Zealand, they were likely to have known it by the central Polynesian name of tokere. Hence when they made a percussion instrument in New Zealand, which resembled a gong more than a drum in structure and the method of producing sound, we would have expected them to have applied the name of tokere to it instead of pahu. The fact that they fell back on an old name that they knew strongly indicates that they had no past knowledge of the tokere slot gong and that the Maori form of pahu war gong was an independent local development. The principle of suspending a resonant plank was a new procedure in producing sound and the grooving of the under surface was a natural sequence in experiment. The further extension of the shallow groove into a deeper cavity like a wooden bowl or canoe was again a natural development. If the slot gong figured by Best is truly an authentic type, it may be explained as due to page 256convergence in which a series of techniques were repeated in New Zealand which were independent of any hereditary pattern.

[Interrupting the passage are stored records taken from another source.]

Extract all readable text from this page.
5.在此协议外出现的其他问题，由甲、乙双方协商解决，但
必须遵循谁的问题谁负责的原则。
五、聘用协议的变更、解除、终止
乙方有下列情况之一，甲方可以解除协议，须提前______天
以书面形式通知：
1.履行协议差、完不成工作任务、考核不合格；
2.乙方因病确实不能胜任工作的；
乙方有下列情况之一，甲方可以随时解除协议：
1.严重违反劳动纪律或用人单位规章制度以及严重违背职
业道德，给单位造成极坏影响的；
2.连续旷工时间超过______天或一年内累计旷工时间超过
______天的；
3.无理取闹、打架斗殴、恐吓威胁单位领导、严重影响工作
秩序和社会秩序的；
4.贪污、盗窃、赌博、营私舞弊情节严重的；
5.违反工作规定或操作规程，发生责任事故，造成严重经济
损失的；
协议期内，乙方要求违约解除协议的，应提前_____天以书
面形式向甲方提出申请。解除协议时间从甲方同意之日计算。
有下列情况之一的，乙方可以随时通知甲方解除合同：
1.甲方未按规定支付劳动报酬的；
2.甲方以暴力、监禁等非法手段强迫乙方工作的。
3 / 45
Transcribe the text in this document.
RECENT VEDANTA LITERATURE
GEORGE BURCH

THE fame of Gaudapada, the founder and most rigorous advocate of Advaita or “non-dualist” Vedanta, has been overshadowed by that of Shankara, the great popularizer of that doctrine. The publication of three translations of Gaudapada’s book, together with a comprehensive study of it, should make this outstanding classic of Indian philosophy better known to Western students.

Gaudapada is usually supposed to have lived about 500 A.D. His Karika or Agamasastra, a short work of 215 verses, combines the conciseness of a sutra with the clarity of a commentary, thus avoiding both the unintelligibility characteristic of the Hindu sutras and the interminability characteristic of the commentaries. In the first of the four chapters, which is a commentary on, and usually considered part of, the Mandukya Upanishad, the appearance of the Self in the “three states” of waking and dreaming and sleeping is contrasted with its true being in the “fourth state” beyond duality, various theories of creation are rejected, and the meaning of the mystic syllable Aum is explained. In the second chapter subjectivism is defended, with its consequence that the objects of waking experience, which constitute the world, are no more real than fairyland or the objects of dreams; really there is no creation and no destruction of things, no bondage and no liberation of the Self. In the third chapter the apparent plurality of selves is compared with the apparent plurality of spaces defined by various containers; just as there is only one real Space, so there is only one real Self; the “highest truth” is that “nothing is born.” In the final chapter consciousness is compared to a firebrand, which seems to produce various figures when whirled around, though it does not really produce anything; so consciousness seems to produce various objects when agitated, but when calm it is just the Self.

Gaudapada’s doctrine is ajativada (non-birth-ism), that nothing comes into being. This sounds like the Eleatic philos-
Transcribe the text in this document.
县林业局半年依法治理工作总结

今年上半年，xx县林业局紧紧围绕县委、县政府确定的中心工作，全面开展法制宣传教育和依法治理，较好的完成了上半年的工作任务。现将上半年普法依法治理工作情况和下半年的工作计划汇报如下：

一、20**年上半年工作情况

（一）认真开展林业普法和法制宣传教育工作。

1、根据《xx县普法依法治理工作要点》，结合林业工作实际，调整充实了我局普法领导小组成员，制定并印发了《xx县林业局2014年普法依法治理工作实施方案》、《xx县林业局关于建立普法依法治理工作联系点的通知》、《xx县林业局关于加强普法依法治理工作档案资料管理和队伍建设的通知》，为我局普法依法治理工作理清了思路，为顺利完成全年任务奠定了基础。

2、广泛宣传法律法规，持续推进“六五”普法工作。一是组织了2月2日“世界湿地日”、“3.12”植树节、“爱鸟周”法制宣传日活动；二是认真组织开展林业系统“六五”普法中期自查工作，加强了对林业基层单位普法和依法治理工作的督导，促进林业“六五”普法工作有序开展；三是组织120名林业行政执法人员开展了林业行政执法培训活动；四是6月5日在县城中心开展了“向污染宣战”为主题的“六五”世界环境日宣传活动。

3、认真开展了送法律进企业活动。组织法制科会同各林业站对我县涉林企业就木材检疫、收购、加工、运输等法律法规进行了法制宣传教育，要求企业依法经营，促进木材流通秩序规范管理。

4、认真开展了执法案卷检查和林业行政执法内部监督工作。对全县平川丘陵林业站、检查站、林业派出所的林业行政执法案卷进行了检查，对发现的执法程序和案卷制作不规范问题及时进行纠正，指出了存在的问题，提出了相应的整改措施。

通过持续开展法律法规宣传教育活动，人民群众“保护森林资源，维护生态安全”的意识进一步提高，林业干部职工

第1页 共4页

Castanets (tokere) of wood or bone were made and used with a pair in each hand. The tokere is evidently old for it is mentioned in the legend of the slaying of Kae (45, p. 30) in which a number of musical instruments were used to beguile Kae into laughing so as to show the overlapping teeth (niho tapae) by which he could be identified. Amongst the instruments mentioned are "te putorino, te koauau, te tokere".

Two instruments were made of which one end was held between the teeth and the other end caused to vibrate by tapping with a stick or playing with the finger. They were respectively termed pakuru and roria.

The pakuru was a wooden strip 14 to 18 inches long, about an inch wide, with one surface flat and the other convex. A specimen figured by Hamilton (46, PL 65) and shown in Figure 69b, was carved and the diagonal marks on the front surface were burnt in. A tapping rod about 6 inches long was attached to the head by a long flaxen cord on which short pieces of Dentalium shells were threaded (Fig. 69c). Some pakuru were plain or notched (whakakaka) along the edges. The instrument was played by holding one end with the left hand and the other between the teeth with the flat side down. It was tapped with the stick in the right hand in time to the words of a song.

The roria was a primitive form of the pakuru. It was formed by an elastic strip of split supplejack (kareao), one end being held between the teeth and the other end flicked with the finger. The player made guttural sounds and the movements of the lips helped to vary the sounds. According to Andersen (2, p. 297), another form of roria was made from matai, titoki, and moire, a piece about the size of the little finger being scraped thin at one end. The thick end was held in the left hand and the other end made to vibrate close to the teeth by flicking with the right hand. An instrument of this type termed ni'aukani was made in Hawaii and also in the Marquesas.